Over the past 9 months markets have rallied from the sublime to the ridiculous in the risk-asset melt-up since March. Just one of the many areas where prices have gone delusional once more is commodities. The Canadian stock market with our rocks and trees concentration has been a major recipient of melt-up euphoria, leading some familiar culprits back to the “decoupling” banter of 2007-2008: “Commodity bubble? What bubble?” they say, wide-eyed and hopeful.
The flow of the US carry trade into our Canadian stock market speaks for itself in this picture of the falling U$ and it’s near perfect negative correlation with the Canadian TSX year to date:
Today's Bloomberg article “Aluminum Bubble Concerns Mount as Surplus May Add 29%” highlights some important facts about the present supply/demand disconnect in pricing:
“This year’s 33 percent rally in aluminum and the 48 percent jump in the S&P GSCI index of commodities are prompting concerns of a bubble in the making. China, the biggest aluminum producer, is at risk from an absence of consumer demand from trading partners, said Bill Gross, who runs the world’s biggest bond fund at Pacific Investment Management Co. Exxon Mobil Corp. Chief Executive Officer Rex Tillerson said Nov. 13 oil prices aren’t supported by market fundamentals.
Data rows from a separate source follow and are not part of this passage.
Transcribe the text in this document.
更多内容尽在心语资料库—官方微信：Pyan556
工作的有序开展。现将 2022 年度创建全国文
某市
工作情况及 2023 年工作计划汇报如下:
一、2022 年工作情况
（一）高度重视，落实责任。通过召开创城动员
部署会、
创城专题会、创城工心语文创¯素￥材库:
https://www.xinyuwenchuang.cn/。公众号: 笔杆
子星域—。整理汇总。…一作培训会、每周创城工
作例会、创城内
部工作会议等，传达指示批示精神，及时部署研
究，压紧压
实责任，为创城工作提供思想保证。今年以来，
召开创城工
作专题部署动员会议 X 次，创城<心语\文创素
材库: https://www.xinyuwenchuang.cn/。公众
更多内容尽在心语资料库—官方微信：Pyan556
Investors are “chasing commodities” and there is a risk of bubbles emerging, Nouriel Roubini, the New York University professor who predicted the global financial crisis, said Nov. 20 in a speech in Lisbon…Commodities will likely attract a record $60 billion this year as investors seek to diversify their assets, Barclays said Nov. 19. That’s helped stoke prices for everything from copper to zinc. Lead added 140 percent this year as stockpiles tripled and copper 127 percent as inventory expanded 25 percent…
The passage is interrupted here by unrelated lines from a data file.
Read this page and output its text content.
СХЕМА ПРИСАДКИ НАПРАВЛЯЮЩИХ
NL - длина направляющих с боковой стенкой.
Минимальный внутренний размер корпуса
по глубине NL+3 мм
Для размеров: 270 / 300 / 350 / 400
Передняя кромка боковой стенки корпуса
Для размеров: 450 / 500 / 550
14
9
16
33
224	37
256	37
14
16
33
Copper production will outpace demand by 344,000 tons this year and 210,000 tons next year, Barclays estimates. Refined copper imports by China, the world’s largest consumer, slumped 40 percent last month, according to customs office data today…
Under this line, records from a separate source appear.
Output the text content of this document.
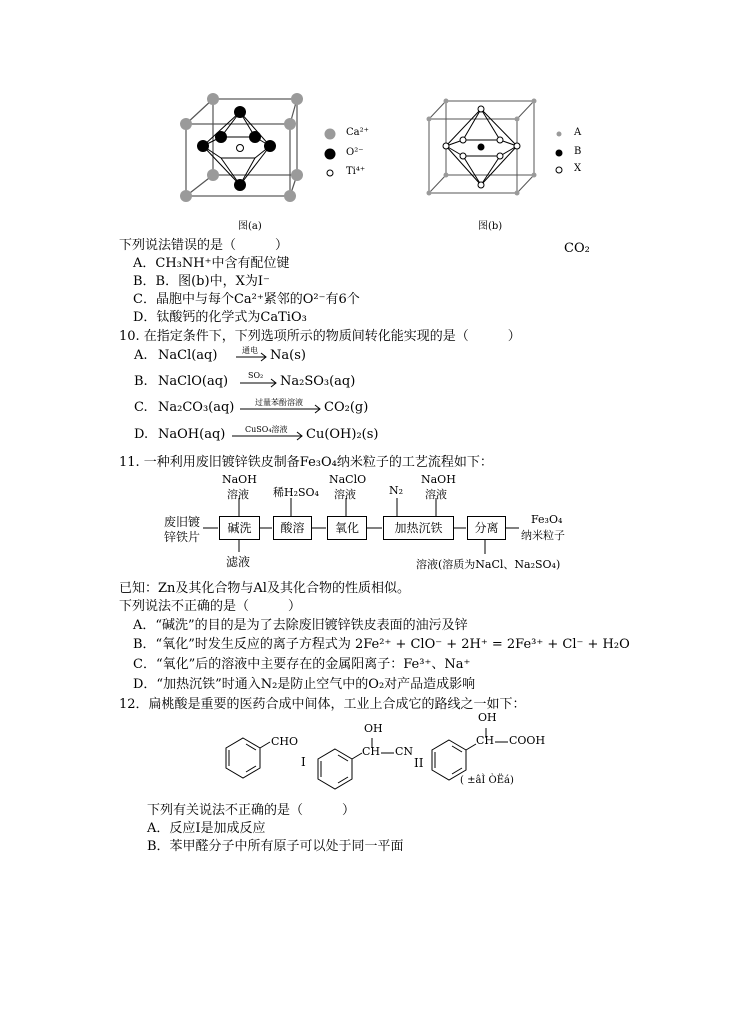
Ca²⁺
O²⁻
Ti⁴⁺
图(a)
A
B
X
图(b)
CO₂
下列说法错误的是（　　　）
A．CH₃NH⁺中含有配位键
B．B．图(b)中，X为I⁻
C．晶胞中与每个Ca²⁺紧邻的O²⁻有6个
D．钛酸钙的化学式为CaTiO₃
10. 在指定条件下，下列选项所示的物质间转化能实现的是（　　　）
A. NaCl(aq)	通电 Na(s)
B. NaClO(aq) SO₂ Na₂SO₃(aq)
C. Na₂CO₃(aq)	过量苯酚溶液 CO₂(g)
D. NaOH(aq) CuSO₄溶液 Cu(OH)₂(s)
11. 一种利用废旧镀锌铁皮制备Fe₃O₄纳米粒子的工艺流程如下：
NaOH
溶液 稀H₂SO₄
NaClO
溶液	N₂
NaOH
溶液
废旧镀
锌铁片
碱洗	酸溶	氧化	加热沉铁	分离
Fe₃O₄
纳米粒子
滤液	溶液(溶质为NaCl、Na₂SO₄)
已知：Zn及其化合物与Al及其化合物的性质相似。
下列说法不正确的是（　　　）
A．“碱洗”的目的是为了去除废旧镀锌铁皮表面的油污及锌
B．“氧化”时发生反应的离子方程式为 2Fe²⁺ + ClO⁻ + 2H⁺ = 2Fe³⁺ + Cl⁻ + H₂O
C．“氧化”后的溶液中主要存在的金属阳离子：Fe³⁺、Na⁺
D．“加热沉铁”时通入N₂是防止空气中的O₂对产品造成影响
12．扁桃酸是重要的医药合成中间体，工业上合成它的路线之一如下：
CHO
I
OH
CH CN
II
OH
CH COOH
( ±âÌ ÒËá)
下列有关说法不正确的是（　　　）
A．反应I是加成反应
B．苯甲醛分子中所有原子可以处于同一平面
Improving profits and rising output may coincide with a release of stockpiles onto the market. As much as 75 percent of the warehoused metal monitored by the LME is tied to transactions that may unwind, according to London-based research group CRU. The proportion may drop closer to 50 percent of the total next year, CRU estimates.
“This is a financial-market driven move at the moment rather than a fabricator and manufacturers move, so it is very dangerous to call a top,” said Sean Corrigan, chief investment officer of Diapason Commodities Management SA in Lausanne, Switzerland. “Once this momentum has exhausted itself the background picture is not that positive.”
My assessment: buyer and holders, beware.